Am 27. Oktober waren auf Leerstandsmelder.de in Hamburg 851, in Berlin 567, in Bremen 696, in Frankfurt 536 und in Stuttgart immerhin auch noch 163 Leerstände gemeldet. Eine Legalisierung von Hausbesetzungen wird die neue Wohnungsnot nicht beseitigen, aber Hausbesetzungen können ein Teil der sozialpolitischen Stadtentwicklung sein. Sie können mehr als jedes zentralistische Regierungshandeln akute Probleme in einer Stadt sichtbar machen und unmittelbar korrigieren.

Die Menschen müssen nicht passiv den fehlgeleiteten Gesetzen des freien Marktes ausgeliefert sein. Leerstand muss sanktioniert werden, um schädliche Spekulation zu behindern. Hausbesetzungen haben einen doppelt positiven Effekte: Es wird Wohn- und Freiraum, aber auch ein Anreize für EigentümerInnen Leerstand zu beenden geschaffen.

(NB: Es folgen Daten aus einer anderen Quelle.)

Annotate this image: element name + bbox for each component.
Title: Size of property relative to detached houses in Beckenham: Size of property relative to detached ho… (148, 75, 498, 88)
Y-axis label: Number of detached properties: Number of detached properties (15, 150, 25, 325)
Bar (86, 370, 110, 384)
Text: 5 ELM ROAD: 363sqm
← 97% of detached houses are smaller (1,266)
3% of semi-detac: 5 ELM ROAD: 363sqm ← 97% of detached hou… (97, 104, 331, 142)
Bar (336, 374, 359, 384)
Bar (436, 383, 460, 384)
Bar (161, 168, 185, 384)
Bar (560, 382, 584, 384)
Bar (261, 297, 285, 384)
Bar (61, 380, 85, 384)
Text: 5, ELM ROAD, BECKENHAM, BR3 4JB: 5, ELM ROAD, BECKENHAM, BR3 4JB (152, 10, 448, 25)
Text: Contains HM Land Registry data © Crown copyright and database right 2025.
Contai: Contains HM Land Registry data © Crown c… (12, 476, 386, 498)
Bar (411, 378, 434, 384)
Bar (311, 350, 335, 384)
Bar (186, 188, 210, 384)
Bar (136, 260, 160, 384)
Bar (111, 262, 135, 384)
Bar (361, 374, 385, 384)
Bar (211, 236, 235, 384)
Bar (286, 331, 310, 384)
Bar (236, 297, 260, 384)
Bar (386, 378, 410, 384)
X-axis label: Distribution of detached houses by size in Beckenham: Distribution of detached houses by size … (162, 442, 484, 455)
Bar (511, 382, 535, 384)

Das Marktversagen dieser Tage beweist, dass wir die Ökonomisierung der Wohnungsfrage nicht als selbstverständlich hinnehmen dürfen, das es aktiv zu hinterfragen ist, wenn wenige Spekulanten mit den Bedürfnissen der vielen Kasse machen und scheinbar niemand Wohnen als effektives Grundrecht diskutieren mag. Ein bisschen Volksaufstand kann da nicht schaden.